The National Park Service is not currently considering a managed moose hunt, according to a 2018 report, due to the difficulty related to logistics, increased staffing requirements, removal of carcasses from the landscape, and the impacts to wilderness character. Hunting and managed culling of animal populations was dismissed from further consideration.
Johnson said a moose tag lottery would offer a one-of-a-kind hunting experience, bring more economic activity to the Park Service and the Upper Peninsula, and solve ecological issues on the island. Moose have been a protected species in Michigan since 1889.
“We think that there’s a very apt solution to doing this that quite frankly, everyone benefits (from),” Johnson said.

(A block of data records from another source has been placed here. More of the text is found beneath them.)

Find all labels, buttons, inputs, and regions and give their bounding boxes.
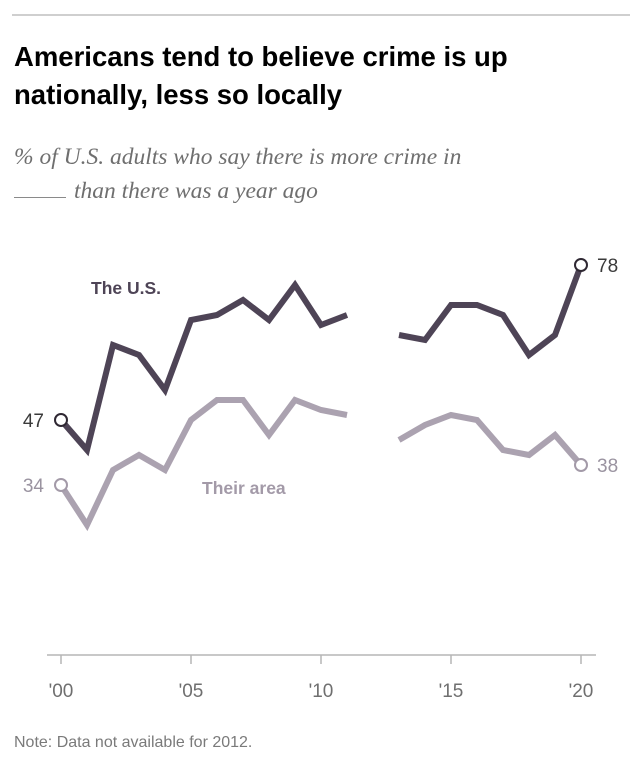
series-line — [398, 263, 584, 360]
footnote: Note: Data not available for 2012. — [14, 734, 253, 751]
start-value-label: 47 — [23, 411, 44, 432]
x-tick-label: '05 — [179, 681, 204, 702]
series-label-area: Their area — [202, 478, 286, 498]
series-line — [397, 411, 584, 467]
series-layer — [54, 258, 588, 532]
x-axis: '00 '05 '10 '15 '20 — [47, 654, 596, 702]
endpoint-marker — [574, 258, 588, 272]
series-line — [58, 279, 349, 457]
start-value-label: 34 — [23, 476, 45, 497]
chart-title: Americans tend to believe crime is up na… — [14, 41, 508, 110]
subtitle-line-1: % of U.S. adults who say there is more c… — [14, 144, 462, 170]
subtitle-blank — [14, 197, 66, 198]
label-layer: 47 78 34 38 The U.S. Their area — [23, 256, 618, 498]
series-line — [58, 396, 348, 532]
endpoint-marker — [54, 413, 68, 427]
chart-subtitle: % of U.S. adults who say there is more c… — [14, 140, 624, 208]
end-value-label: 78 — [597, 256, 618, 277]
top-rule — [12, 14, 630, 16]
end-value-label: 38 — [597, 456, 618, 477]
x-tick-label: '20 — [569, 681, 594, 702]
area-series — [54, 396, 588, 532]
x-tick-label: '15 — [439, 681, 464, 702]
series-label-us: The U.S. — [91, 278, 161, 298]
endpoint-marker — [574, 458, 588, 472]
endpoint-marker — [54, 478, 68, 492]
x-tick-label: '10 — [309, 681, 334, 702]
x-tick-label: '00 — [49, 681, 74, 702]
us-series — [54, 258, 588, 457]
subtitle-line-2: than there was a year ago — [74, 178, 318, 204]
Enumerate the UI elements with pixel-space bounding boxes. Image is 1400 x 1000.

Isle Royale National Park is the largest wilderness area in Michigan and is largely untouched by civilization. It is illegal to feed, touch or intentionally disturb wildlife within the park boundary.
The Park Service indicated a pressing need to do something about the declining wolf population, according to the 2018 report, raising concerns about possible effects to the Isle Royale ecosystem, including effects to both the moose population and vegetation.
A continued increase in the moose population could lead to a decrease in nutrition and even large-scale starvation, according to the report.
The Michigan Tech study notes that moose are one of the main reasons the island experienced a 75% decline in the number of mature fir trees since 1846.
The resolution is also sponsored by and state Reps. Gregory Markkanen, R-Houghton; David LaGrand, D-Grand Rapids; and John Chirkun, D-Roseville. It was introduced on Sept. 11 and referred to the Natural Resources and Outdoor Recreation Committee.
Johnson said he hasn’t solicited input from the DNR, but stakeholders and experts would be called in during the committee process.
If passed, copies of the resolution would be forwarded to the director of the Park Service, members of Michigan’s congressional delegation, the director of the Department of Natural Resources and Gov. Gretchen Whitmer.
“They could just throw in the trash, but I would hope that they would examine it and say ‘let’s look at this as a legitimate solution,’” Johnson said.